If a person who is required to furnish a return of his income, as required under sub-section (1) of section 139 or by the provisos to that sub-section, fails to furnish such return before the end of the relevant assessment year, the Assessing Officer may direct that such person shall pay, by way of penalty, a sum of five thousand rupees
so this section says end of relevant assessment year, for previous year 2013-14, assessment year is 2014-15 and it will ends on 31.03.2015 and onwards, means there is no penalty for late filing of income tax return up to 31.03.2015 and onward and after that assessing officer(AO) can impose a penalty of Rs. 5000, and that is also his (AO) power which he may or may not exercise after giving due hearing to the assessee.

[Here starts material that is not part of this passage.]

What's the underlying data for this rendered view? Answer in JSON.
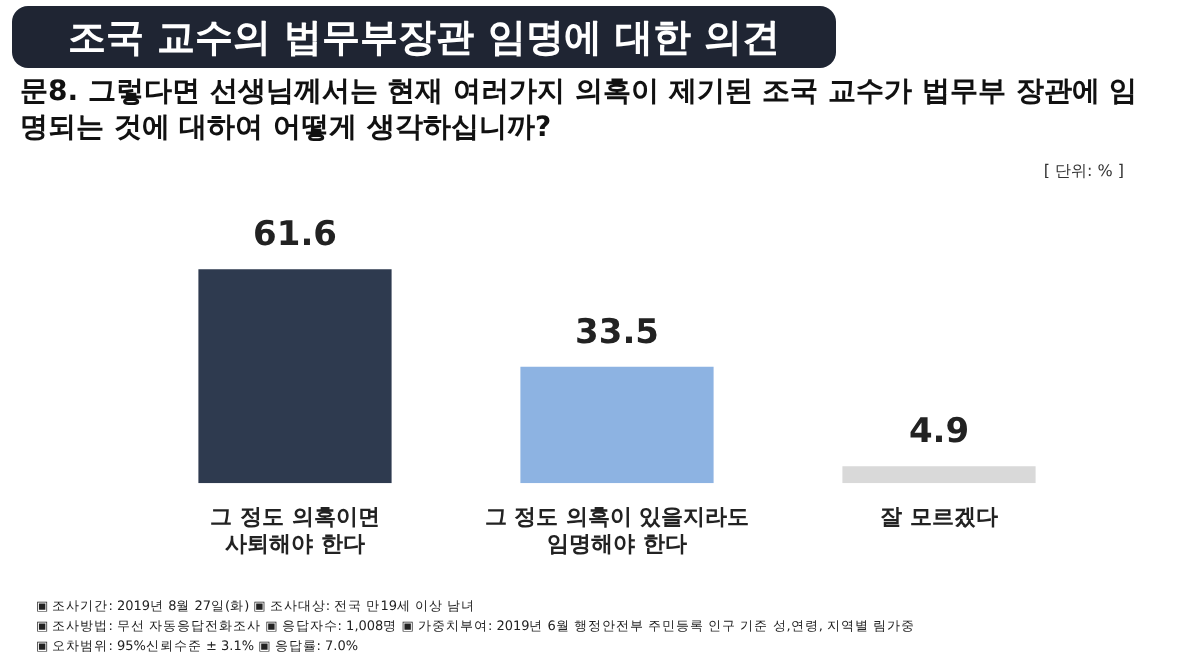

Due Date for filing of Income Tax Return extended for Asstt. Year 2016-17

Recently, CBDT has issued a press information on 29th July, 2016 regarding extension of due date for filing of Income Tax Return for Asstt. Year 2016-17 i.e. from 31st July, 2016 to 5th August, 2016.  The details are as under :

Press Information Bureau
Government of India
Ministry of Finance

29-July-2016 20:47 IST


As per provisions of Section 139(1) of Income-tax Act 1961, Central Board of Direct Taxes extends the due date for filing returns of Income for Assessment Year 2016- 2017 from 31st July, 2016 to 5th August,2016 , in case of taxpayers throughout India who are liable to file their Income-tax by 31st July, 2016.

This extension is given in order to avoid any inconvenience to the taxpayers while making payment of taxes pertaining to returns of income for Assessment Year 2016- 2017 by 31st July, 2016 due to reports of Bank strike on 29th July,2016(Friday) and 31st July,2016 (Sunday), being a Bank-Holiday.

Due date extension in J & K is 31.08.2016

As per provisions of Section 119 of Income-tax Act, 1961(‘Act’) , Central Board of Direct Taxes extends the due date for filing income-tax returns from 31st July, 2016 to 31st August ,2016 , in case of Income-tax assessees in the State of Jammu & Kashmir who are required to file their return under Section 139(1) of the Act. This extension is given on consideration of reports of dislocation of general life in certain areas of the State of Jammu & Kashmir.